Review: Uncanny Avengers #3

I'm beginning to worry a little about Rick Remender. The difference in quality between the first two issues of Captain America and this most recent one is bizarre, with the first two bordering on excellence and that other one, well, dithering around the saccharine muck of what I imagine Remender thinks is inspirational.* Then, there's Uncanny Avengers, the first two issues of which were basically unreadable and but were followed up, with this third issue, by utter, if problematic, brilliance. Maybe Remender can only contribute to one good book a month? If Uncanny Avengers and Captain America have to enter a cage match to the death for his attention, which one wins?

Frankly, I suspect Captain America is Remender's for the long haul, while I'd be surprised if Uncanny Avengers lasts through 2013. Alex Summers (whose not even the other Summers brother!) leading an Avengers team just seems so purposeless, particularly since whoever cooked up this half-cocked idea for a series apparently couldn't decide if what they wanted was to appeal to nostalgia ("hey, it's an Avengers team with Cap, Thor and Scarlet Witch!") or novelty ("hey, that's two former Evil Mutants, one of whom was formerly very dead, and one guy who they actually had to send into space to get rid of on an Avengers team with Cap, Wolverine and Thor!"). If Remender can't figure out how to consistently write Captain-America-as-Avenger and also stop avoiding some of the melodrama that's plagued the series so far, I'm not sure I can keep with it, no matter how much John Cassaday begins to draw like his old self (more on Cassaday in a minute). It doesn't help, either, that the mutants-as-hunted-minority thing isn't exactly new, and that the specific metaphor Remender wants to draw about the possibility of madness in crowds isn't either. I suspect he's trying to add a little bit of ambiguity to what's been a paint-by-numbers plot at Marvel since the mid-Sixties, but, in inverting a very traditional superhero origin story ("a bad guy murdered my family and now I dress in a uniform... FOR JUSTICE") he doesn't make the the Red Skull's S-Men flunkies sympathetic so much as he makes the comic regressive, seeming to justify the brutality of the whole episode and therefore excusing its violence.**

Still credit where it's due: Remender finally manages to squeeze some genuine menace out of the new Red Skull, who is, for this issue at least, truly and persistently terrifying. There is some kind of mad pulp genius in getting a racial ideologue to bind himself to that which he hates, that is, in bringing that particular spent trope about expressive racism into camp, and doing it with a goofy scifi beat--brain grafting--that's probably been a cliche for half a century. Even so, this particular iteration of Captain America's archenemy just hasn't been convincingly villainous, instead seeming more like a poorly timed joke. Now, though, Remender's got the Red Skull really hamming it up, monologuing, "YES! Rise Up! STAND AND BE COUNTED!," as a mob of brainwashed Manhattanites led by his S-Men wander around destroying Manhattan, brutally killing mutants, all the while holding a glass so his manservant can pour him a tipple.*** It's, somehow, both chilling and delightfully ridiculous.

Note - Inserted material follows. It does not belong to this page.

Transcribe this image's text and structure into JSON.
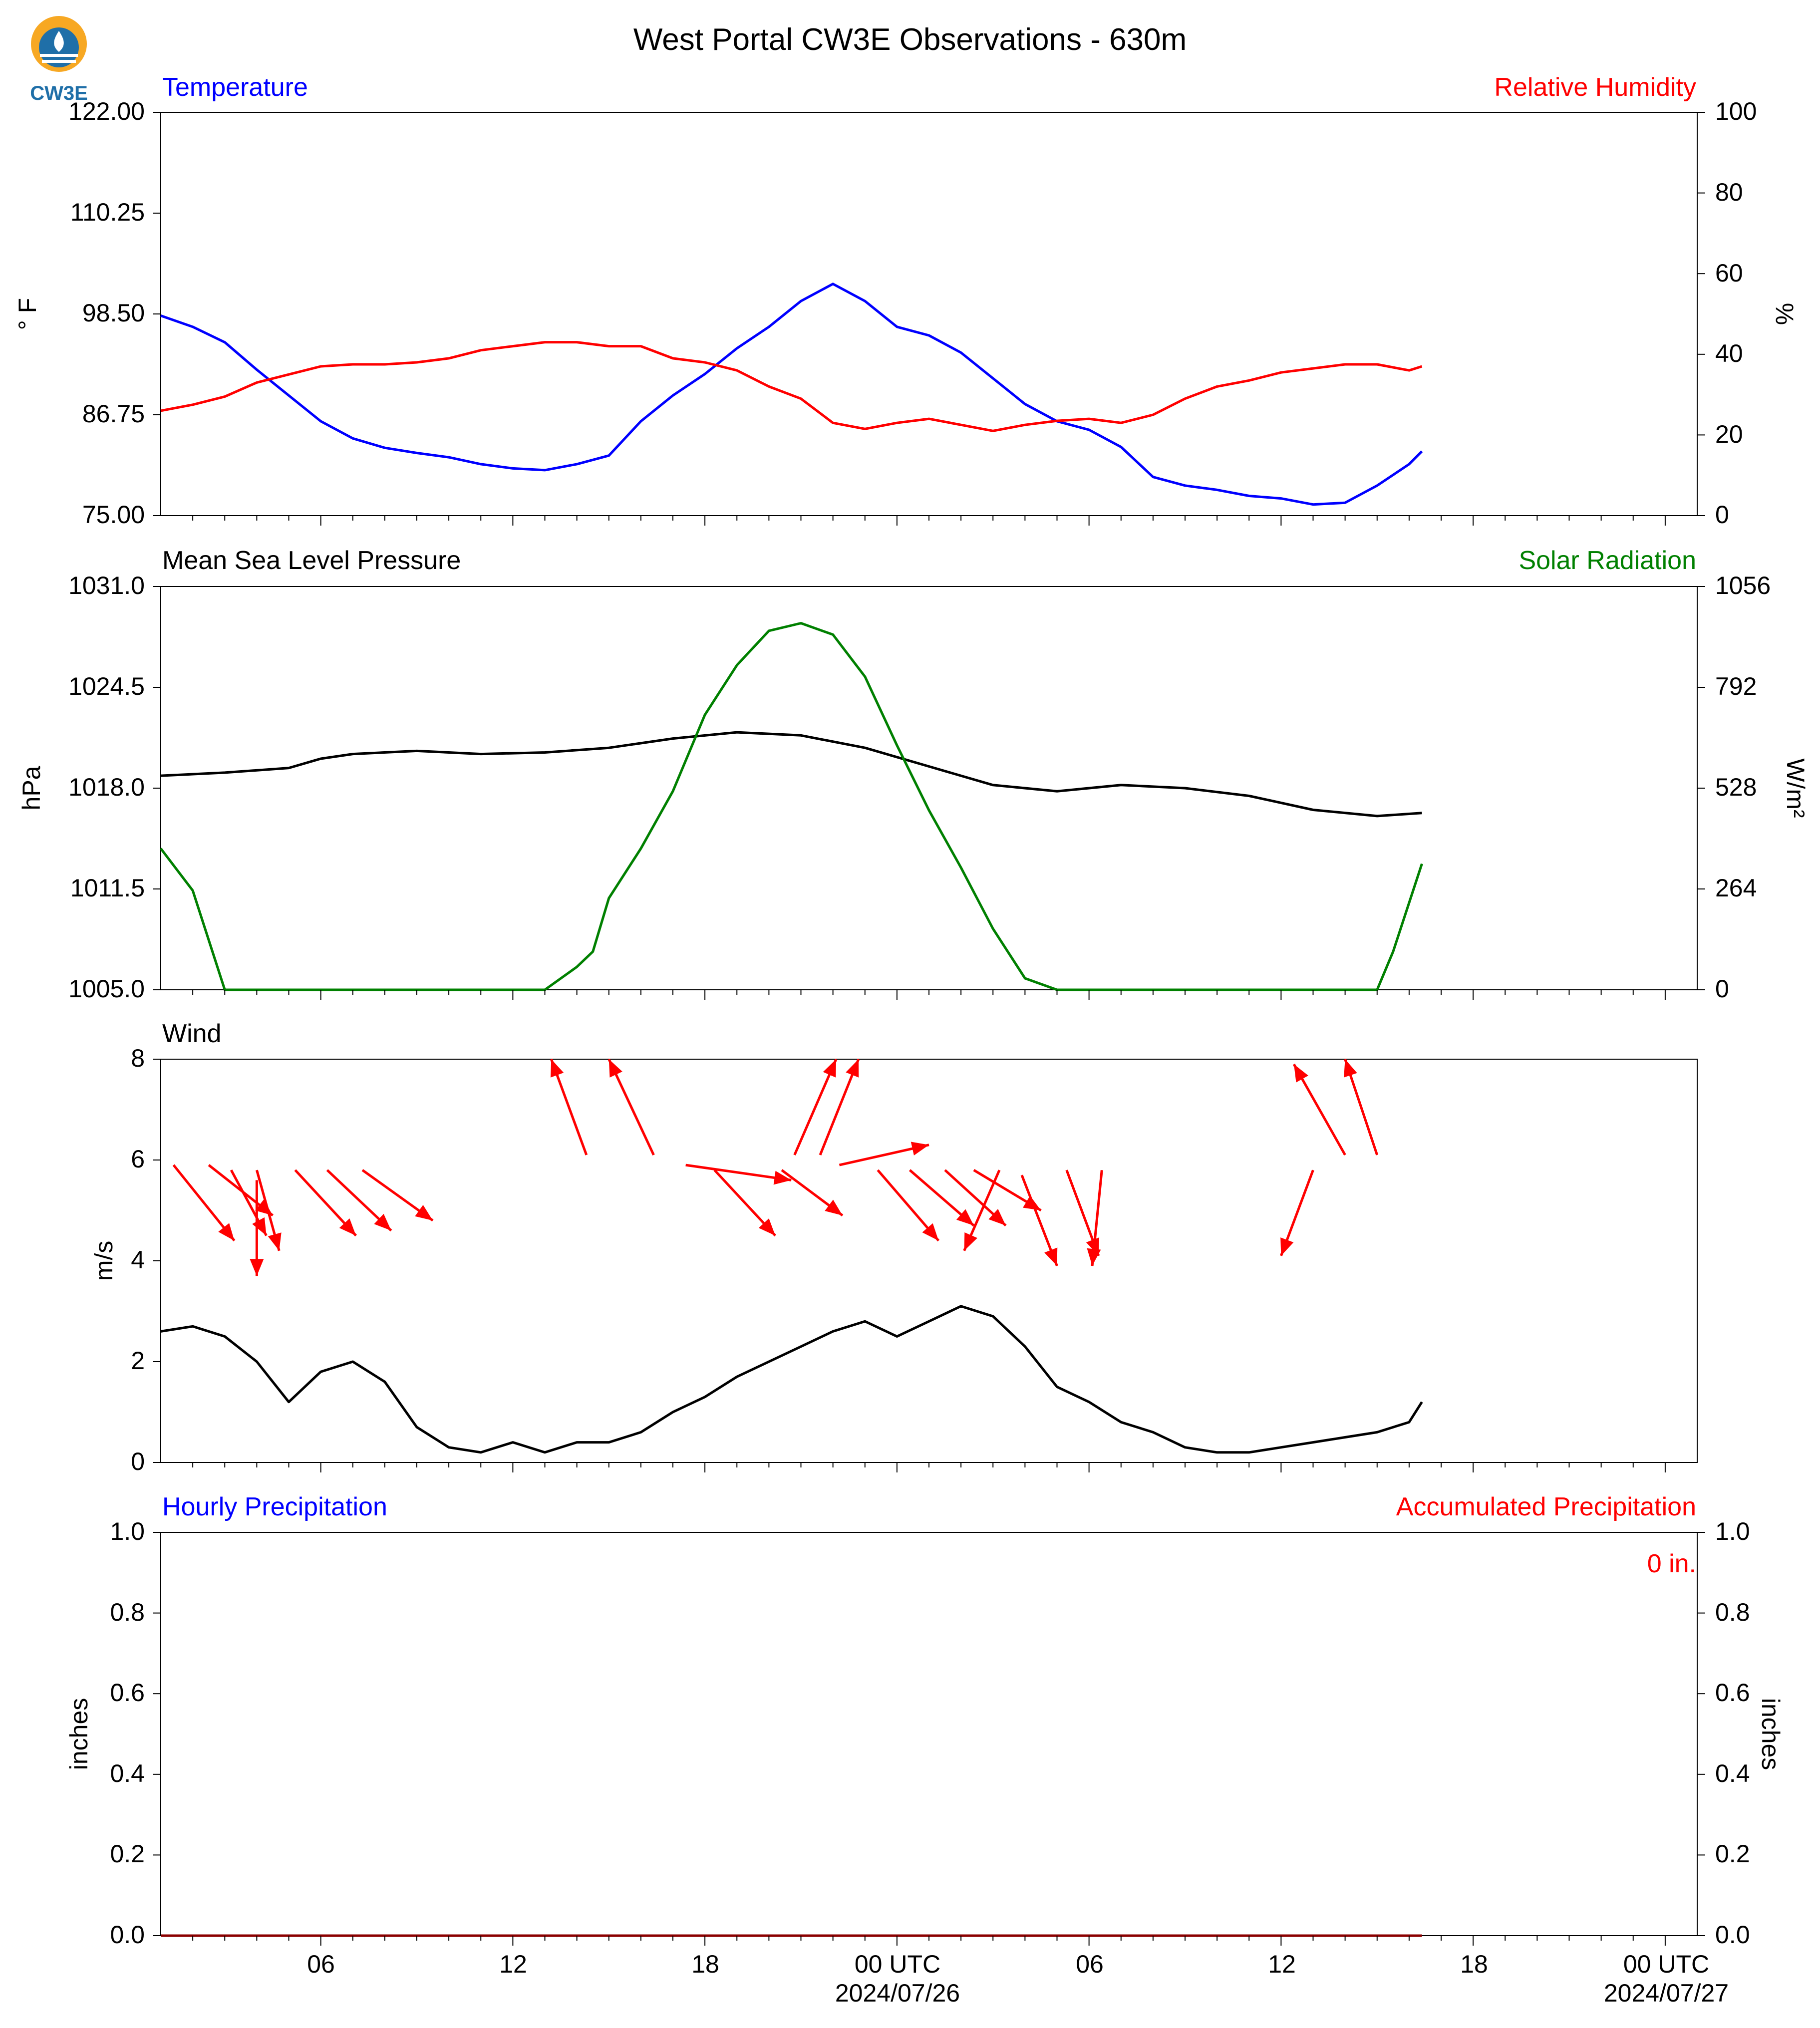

To the extent that the comic isn't problematic or exasperatingly overwrought, though, it's a lot of fun and Remender's relatively good day has a lot to do with that. Perhaps more importantly: John Cassaday's gotten his groove back. I know that he's gone after the next issue (he's a very slow artist and I'm not sure why Marvel thought they were going to be able to get their new flagship monthly out on time with him at the board), but the Drummer really outdoes himself here; his hallmark has always been the way he ties his figure design to distance, and, two issues in, he finally has the right ratio going. When he's close up, he works in an almost photorealistic mode, but, as he positions himself further away, everything becomes increasingly stylized, not-quite-cartoony, as if his understanding of the panel developed such that each one is only able to hold a certain amount of information before it loses something, and so he came up with this kind of relative style to maximize the effect of each. On the page, this translates into a very particular type of dynamism, and it makes his work, at its best, ultra-legible despite its incredible complexity. I want to stress the importance of that, so I'll rephrase: comprehending John Cassaday's artwork simply isn't very hard, even though his compositions have many things to say, by themselves and to each other. If Rick Remender can manage to figure out a similar trick for his writing, or if he can at least untangle himself, Uncanny Avengers might be a breakout book yet, even as its artist, back at the top of his game, steps aside.

*I know, I know, I'll write about it sooner or later.
**This is itself actually an inversion of one of the tropes of superhero deconstruction, the crucial distinction between justice and revenge, but, since Remender doesn't appear to be interested in pursuing this theme, I'm not sure that it was intentional.
***That man servant, by the way, is named Honest John The Living Propaganda, and he feels like the natural conclusion of some of the stuff that comes out in Ed Brubaker's Captain America work. I think that the character is more than a little brilliant, and I hope he sticks around for awhile.